Many portfolios were constructed using mean-variance optimization (MVO), a strategy that seeks to minimize the volatility of an overall portfolio by diversifying across uncorrelated asset classes. At this top-down level, risk is defined as volatility, or how much an investment deviates from its long-term average. The very technique used in the creation of many portfolios- mean-variance optimization — reveals the objective of the strategy. MVO optimizes the return-versus-volatility trade-off.
Once the overall portfolio strategy was set, the job of actually investing was often implemented by a collection of active managers.
Active managers often have a different definition of risk. For many active managers risk is measured against a passive market benchmark, such as the S&P 500 or the Russell 2000. Positions are taken to over- or underweight an aspect of a benchmark. Success is measured in terms of benchmark metrics – for example, relative metrics like alpha or information ratio. Insights are gleaned via attribution analysis quantifying the sector or stock picks that helped or hurt relative performance.

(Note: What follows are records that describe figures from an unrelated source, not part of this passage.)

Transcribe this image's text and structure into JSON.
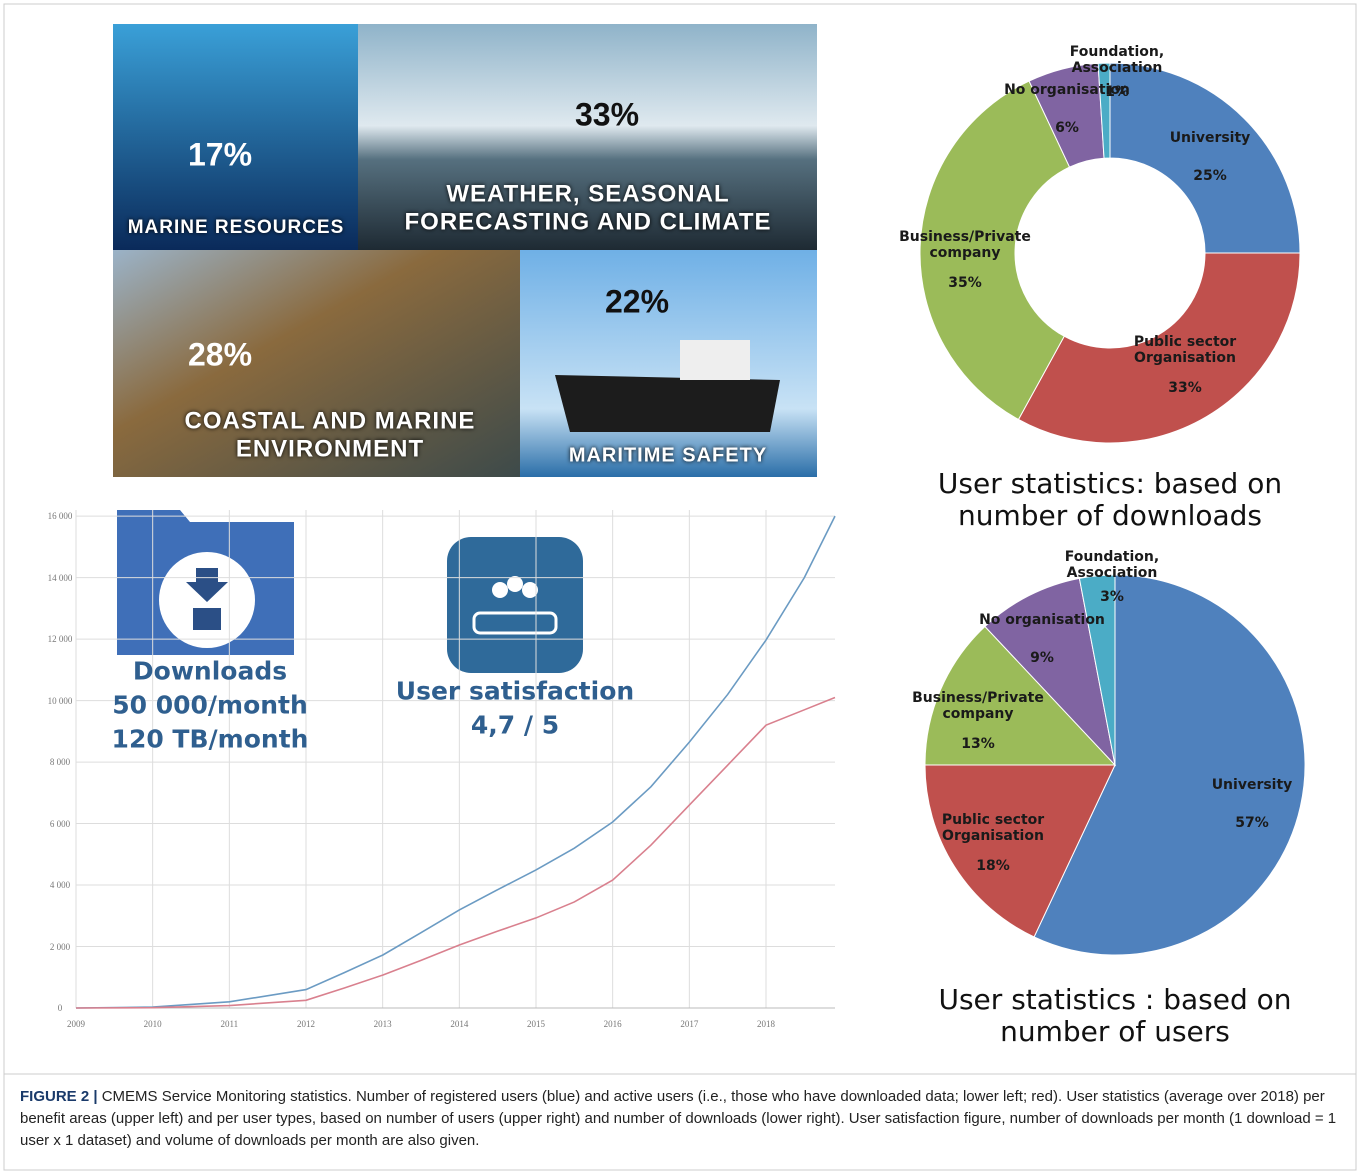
{
  "benefit_areas": [
    {
      "share": "17%",
      "label": "MARINE RESOURCES"
    },
    {
      "share": "33%",
      "label": "WEATHER, SEASONAL FORECASTING AND CLIMATE"
    },
    {
      "share": "28%",
      "label": "COASTAL AND MARINE ENVIRONMENT"
    },
    {
      "share": "22%",
      "label": "MARITIME SAFETY"
    }
  ],
  "downloads": {
    "title": "Downloads",
    "per_month": "50 000/month",
    "volume": "120 TB/month"
  },
  "satisfaction": {
    "title": "User satisfaction",
    "score": "4,7 / 5"
  },
  "chart_data": [
    {
      "type": "line",
      "x": [
        2009,
        2010,
        2011,
        2012,
        2012.5,
        2013,
        2013.5,
        2014,
        2014.5,
        2015,
        2015.5,
        2016,
        2016.5,
        2017,
        2017.5,
        2018,
        2018.5,
        2018.9
      ],
      "series": [
        {
          "color": "#6b9bc3",
          "values": [
            0,
            30,
            200,
            600,
            1150,
            1720,
            2450,
            3190,
            3850,
            4490,
            5200,
            6050,
            7200,
            8650,
            10200,
            11970,
            14000,
            16000
          ]
        },
        {
          "color": "#d9808e",
          "values": [
            0,
            10,
            80,
            250,
            650,
            1070,
            1550,
            2050,
            2500,
            2930,
            3450,
            4160,
            5300,
            6600,
            7900,
            9200,
            9700,
            10100
          ]
        }
      ],
      "xlim": [
        2009,
        2018.9
      ],
      "xticks": [
        2009,
        2010,
        2011,
        2012,
        2013,
        2014,
        2015,
        2016,
        2017,
        2018
      ],
      "ylim": [
        0,
        16200
      ],
      "yticks": [
        0,
        {
          "value": 2000,
          "label": "2 000"
        },
        {
          "value": 4000,
          "label": "4 000"
        },
        {
          "value": 6000,
          "label": "6 000"
        },
        {
          "value": 8000,
          "label": "8 000"
        },
        {
          "value": 10000,
          "label": "10 000"
        },
        {
          "value": 12000,
          "label": "12 000"
        },
        {
          "value": 14000,
          "label": "14 000"
        },
        {
          "value": 16000,
          "label": "16 000"
        }
      ],
      "grid": true
    },
    {
      "type": "donut",
      "title": "User statistics:  based on number of downloads",
      "categories": [
        "University",
        "Public sector Organisation",
        "Business/Private company",
        "No organisation",
        "Foundation, Association"
      ],
      "values": [
        25,
        33,
        35,
        6,
        1
      ],
      "value_labels": [
        "25%",
        "33%",
        "35%",
        "6%",
        "1%"
      ],
      "colors": [
        "#4f81bd",
        "#c0504d",
        "#9bbb59",
        "#8064a2",
        "#4bacc6"
      ]
    },
    {
      "type": "pie",
      "title": "User statistics : based on number of users",
      "categories": [
        "University",
        "Public sector Organisation",
        "Business/Private company",
        "No organisation",
        "Foundation, Association"
      ],
      "values": [
        57,
        18,
        13,
        9,
        3
      ],
      "value_labels": [
        "57%",
        "18%",
        "13%",
        "9%",
        "3%"
      ],
      "colors": [
        "#4f81bd",
        "#c0504d",
        "#9bbb59",
        "#8064a2",
        "#4bacc6"
      ]
    }
  ],
  "caption": {
    "label": "FIGURE 2 |",
    "text": "CMEMS Service Monitoring statistics. Number of registered users (blue) and active users (i.e., those who have downloaded data; lower left; red). User statistics (average over 2018) per benefit areas (upper left) and per user types, based on number of users (upper right) and number of downloads (lower right). User satisfaction figure, number of downloads per month (1 download = 1 user x 1 dataset) and volume of downloads per month are also given."
  }
}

What do all of these steps have in common? The framework for thinking of and measuring risk is all relative to a market benchmark.

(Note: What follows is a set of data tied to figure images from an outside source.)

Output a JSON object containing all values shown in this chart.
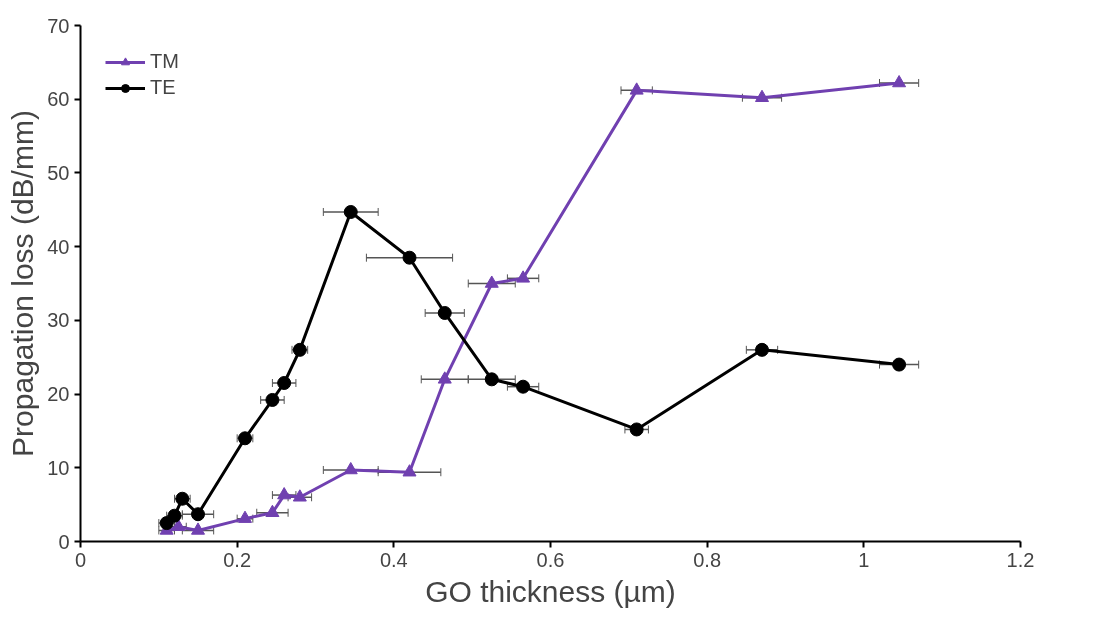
{
  "chart_data": {
    "type": "line",
    "xlabel": "GO thickness (µm)",
    "ylabel": "Propagation loss (dB/mm)",
    "xlim": [
      0,
      1.2
    ],
    "xticks": [
      0,
      {
        "value": 0.2,
        "label": "0.2"
      },
      {
        "value": 0.4,
        "label": "0.4"
      },
      {
        "value": 0.6,
        "label": "0.6"
      },
      {
        "value": 0.8,
        "label": "0.8"
      },
      1,
      {
        "value": 1.2,
        "label": "1.2"
      }
    ],
    "ylim": [
      0,
      70
    ],
    "yticks": [
      0,
      10,
      20,
      30,
      40,
      50,
      60,
      70
    ],
    "grid": false,
    "legend": "top left",
    "line_style": "solid",
    "series": [
      {
        "name": "TM",
        "color": "#7040b0",
        "marker": "triangle",
        "x": [
          0.11,
          0.125,
          0.15,
          0.21,
          0.245,
          0.26,
          0.28,
          0.345,
          0.42,
          0.465,
          0.525,
          0.565,
          0.71,
          0.87,
          1.045
        ],
        "values": [
          1.5,
          2,
          1.5,
          3.1,
          3.9,
          6.3,
          6,
          9.7,
          9.4,
          22,
          35,
          35.7,
          61.2,
          60.2,
          62.2
        ],
        "xerrors": [
          0.01,
          0.01,
          0.02,
          0.01,
          0.02,
          0.015,
          0.015,
          0.035,
          0.04,
          0.03,
          0.03,
          0.02,
          0.02,
          0.025,
          0.025
        ]
      },
      {
        "name": "TE",
        "color": "#000000",
        "marker": "circle",
        "x": [
          0.11,
          0.12,
          0.13,
          0.15,
          0.21,
          0.245,
          0.26,
          0.28,
          0.345,
          0.42,
          0.465,
          0.525,
          0.565,
          0.71,
          0.87,
          1.045
        ],
        "values": [
          2.5,
          3.5,
          5.8,
          3.7,
          14,
          19.2,
          21.5,
          26,
          44.7,
          38.5,
          31,
          22,
          21,
          15.2,
          26,
          24
        ],
        "xerrors": [
          0.01,
          0.01,
          0.01,
          0.02,
          0.01,
          0.015,
          0.015,
          0.01,
          0.035,
          0.055,
          0.025,
          0.03,
          0.02,
          0.015,
          0.02,
          0.025
        ]
      }
    ]
  }
}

So what is missing in this approach? How does this model sometimes fall woefully short? The elephant in the room is market risk, sometimes known as systematic risk. Neither the top-down asset allocation strategy or bottom-up stock selection, explicitly addresses systematic risk.
When the market racked up losses of over 50% in 2007-08, both the asset allocators and the stock selectors were able to claim they were doing what they were hired to do – build a portfolio in the asset allocator’s case and pick winning stocks in the stock picker’s case. Yet, we find that neither the asset allocators nor the stock pickers are addressing market risk.